Увы, опасения Торвальда не были напрасны: с наступлением темноты разыгрался ветер — пока не сносящий корабль, но уже слишком баловливый, разбуянившийся, как мальчишка по весне. Норду этот ветер не нравился: колючий шибко, такой, что только и остается — сидеть на носу, кутаясь в теплое одеяло, и поглядывать на хмурого любовника. А Торвальд сосредоточенно глядел куда-то в мутную даль да время от времени отдавал короткие лающие команды. Викинг старался выглядеть уверенным, спокойным, но Норда-то не обманешь: слишком напряжены плечи, больно уж суров прищур глаз. Торвальд боится, и ведомо богам, у него есть на то право: пусть он и викинг, пусть и рожден там, где плавать учатся едва ли не раньше, чем ходить, а корабли любят боле мамки родной, но плавал он мало — не так судьба сложилась. Мало и всегда простым гребцом, а тут вон-а оно как сложилось: капитан, да еще и в таком плаванье, коем руководить не всяк бывалый возьмется.

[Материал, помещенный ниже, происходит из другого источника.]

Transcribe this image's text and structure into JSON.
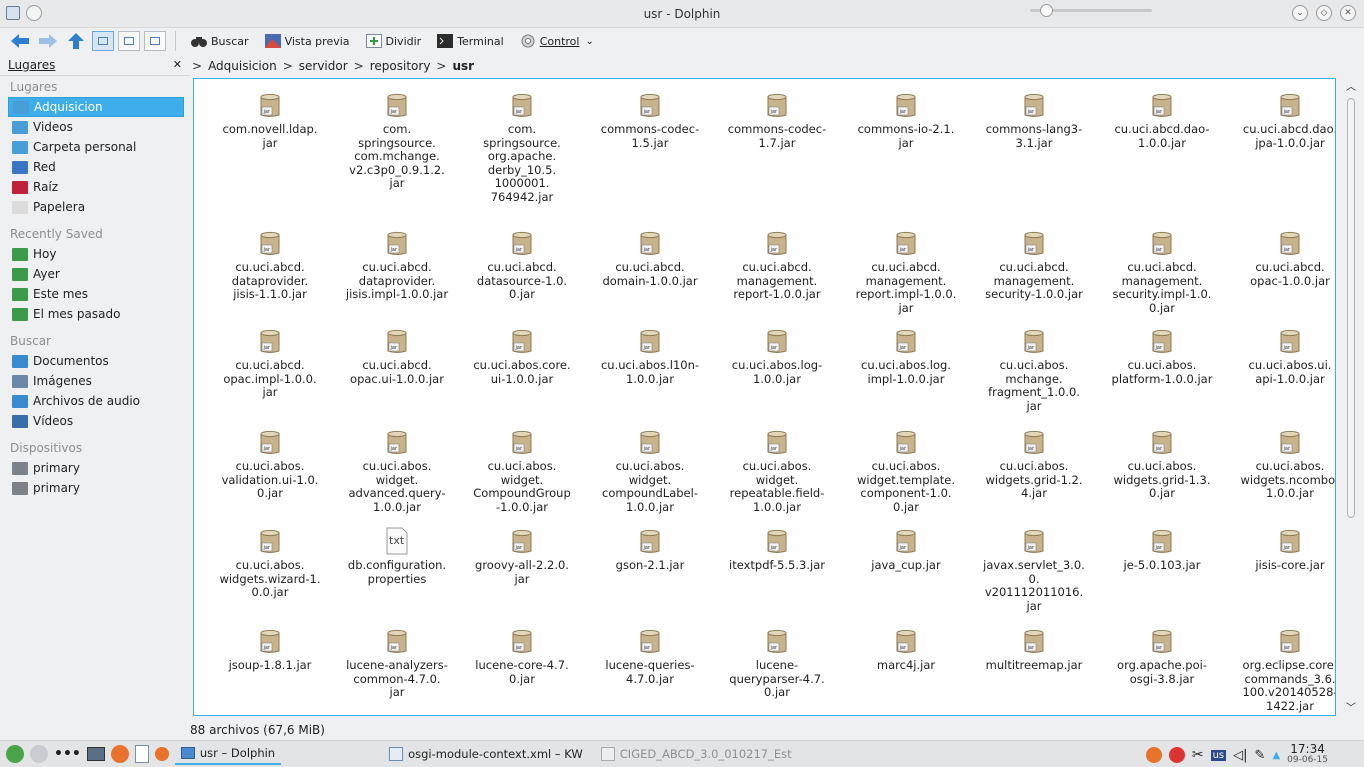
{
  "window": {
    "title": "usr - Dolphin",
    "controls": [
      "minimize",
      "maximize",
      "close"
    ]
  },
  "toolbar": {
    "buscar": "Buscar",
    "vista_previa": "Vista previa",
    "dividir": "Dividir",
    "terminal": "Terminal",
    "control": "Control"
  },
  "sidebar": {
    "header": "Lugares",
    "sections": {
      "lugares": "Lugares",
      "recently_saved": "Recently Saved",
      "buscar": "Buscar",
      "dispositivos": "Dispositivos"
    },
    "lugares_items": [
      {
        "label": "Adquisicion",
        "icon": "folder-icon"
      },
      {
        "label": "Videos",
        "icon": "folder-icon"
      },
      {
        "label": "Carpeta personal",
        "icon": "home-folder-icon"
      },
      {
        "label": "Red",
        "icon": "network-icon"
      },
      {
        "label": "Raíz",
        "icon": "root-folder-icon"
      },
      {
        "label": "Papelera",
        "icon": "trash-icon"
      }
    ],
    "recent_items": [
      {
        "label": "Hoy",
        "icon": "calendar-icon"
      },
      {
        "label": "Ayer",
        "icon": "calendar-icon"
      },
      {
        "label": "Este mes",
        "icon": "calendar-icon"
      },
      {
        "label": "El mes pasado",
        "icon": "calendar-icon"
      }
    ],
    "buscar_items": [
      {
        "label": "Documentos",
        "icon": "documents-icon"
      },
      {
        "label": "Imágenes",
        "icon": "images-icon"
      },
      {
        "label": "Archivos de audio",
        "icon": "audio-icon"
      },
      {
        "label": "Vídeos",
        "icon": "video-icon"
      }
    ],
    "device_items": [
      {
        "label": "primary",
        "icon": "drive-icon"
      },
      {
        "label": "primary",
        "icon": "drive-icon"
      }
    ]
  },
  "breadcrumb": {
    "parts": [
      "Adquisicion",
      "servidor",
      "repository"
    ],
    "current": "usr"
  },
  "files": [
    "com.novell.ldap.\njar",
    "com.\nspringsource.\ncom.mchange.\nv2.c3p0_0.9.1.2.\njar",
    "com.\nspringsource.\norg.apache.\nderby_10.5.\n1000001.\n764942.jar",
    "commons-codec-\n1.5.jar",
    "commons-codec-\n1.7.jar",
    "commons-io-2.1.\njar",
    "commons-lang3-\n3.1.jar",
    "cu.uci.abcd.dao-\n1.0.0.jar",
    "cu.uci.abcd.dao.\njpa-1.0.0.jar",
    "cu.uci.abcd.\ndataprovider.\njisis-1.1.0.jar",
    "cu.uci.abcd.\ndataprovider.\njisis.impl-1.0.0.jar",
    "cu.uci.abcd.\ndatasource-1.0.\n0.jar",
    "cu.uci.abcd.\ndomain-1.0.0.jar",
    "cu.uci.abcd.\nmanagement.\nreport-1.0.0.jar",
    "cu.uci.abcd.\nmanagement.\nreport.impl-1.0.0.\njar",
    "cu.uci.abcd.\nmanagement.\nsecurity-1.0.0.jar",
    "cu.uci.abcd.\nmanagement.\nsecurity.impl-1.0.\n0.jar",
    "cu.uci.abcd.\nopac-1.0.0.jar",
    "cu.uci.abcd.\nopac.impl-1.0.0.\njar",
    "cu.uci.abcd.\nopac.ui-1.0.0.jar",
    "cu.uci.abos.core.\nui-1.0.0.jar",
    "cu.uci.abos.l10n-\n1.0.0.jar",
    "cu.uci.abos.log-\n1.0.0.jar",
    "cu.uci.abos.log.\nimpl-1.0.0.jar",
    "cu.uci.abos.\nmchange.\nfragment_1.0.0.\njar",
    "cu.uci.abos.\nplatform-1.0.0.jar",
    "cu.uci.abos.ui.\napi-1.0.0.jar",
    "cu.uci.abos.\nvalidation.ui-1.0.\n0.jar",
    "cu.uci.abos.\nwidget.\nadvanced.query-\n1.0.0.jar",
    "cu.uci.abos.\nwidget.\nCompoundGroup\n-1.0.0.jar",
    "cu.uci.abos.\nwidget.\ncompoundLabel-\n1.0.0.jar",
    "cu.uci.abos.\nwidget.\nrepeatable.field-\n1.0.0.jar",
    "cu.uci.abos.\nwidget.template.\ncomponent-1.0.\n0.jar",
    "cu.uci.abos.\nwidgets.grid-1.2.\n4.jar",
    "cu.uci.abos.\nwidgets.grid-1.3.\n0.jar",
    "cu.uci.abos.\nwidgets.ncombo-\n1.0.0.jar",
    "cu.uci.abos.\nwidgets.wizard-1.\n0.0.jar",
    "db.configuration.\nproperties",
    "groovy-all-2.2.0.\njar",
    "gson-2.1.jar",
    "itextpdf-5.5.3.jar",
    "java_cup.jar",
    "javax.servlet_3.0.\n0.\nv201112011016.\njar",
    "je-5.0.103.jar",
    "jisis-core.jar",
    "jsoup-1.8.1.jar",
    "lucene-analyzers-\ncommon-4.7.0.\njar",
    "lucene-core-4.7.\n0.jar",
    "lucene-queries-\n4.7.0.jar",
    "lucene-\nqueryparser-4.7.\n0.jar",
    "marc4j.jar",
    "multitreemap.jar",
    "org.apache.poi-\nosgi-3.8.jar",
    "org.eclipse.core.\ncommands_3.6.\n100.v20140528-\n1422.jar"
  ],
  "properties_file_index": 37,
  "status": {
    "summary": "88 archivos (67,6 MiB)"
  },
  "taskbar": {
    "tasks": [
      "usr – Dolphin",
      "osgi-module-context.xml – KW",
      "CIGED_ABCD_3.0_010217_Est"
    ],
    "clock_time": "17:34",
    "clock_date": "09-06-15",
    "keyboard_layout": "us"
  }
}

Ветер крепчает, кнорр мотыляет сильней, Норд утыкается лбом в колени, команды Торвальда раздаются чаще. Уверенные, ровные. Страх — он естественен, понятен, порой только он один и может жизнь спасти. Но и поддаваться ему нельзя — сгубит.
Резкий порыв, крутой разворот корабля — Регин, лучший рулевой из имеющихся, не справился. Торвальд ругается и кидается снимать парус, кричит помогать. Норд еле на месте удерживается, хоть и знает, что только мешать будет.
Стихия шалит пуще прежнего, не дает убрать парус: тот только громко хлопает да вырывается — гнет мачту, вертит судно словно волчок. Регин изворачивается как может, шипит сквозь зубы да сыплет проклятиями. Пара гребцов пытаются подсобить руль держать, но, кажись, только мешают. Остальные забрали весла высоко в воздух, чтоб не переломало, да молят Ньёрда о помощи.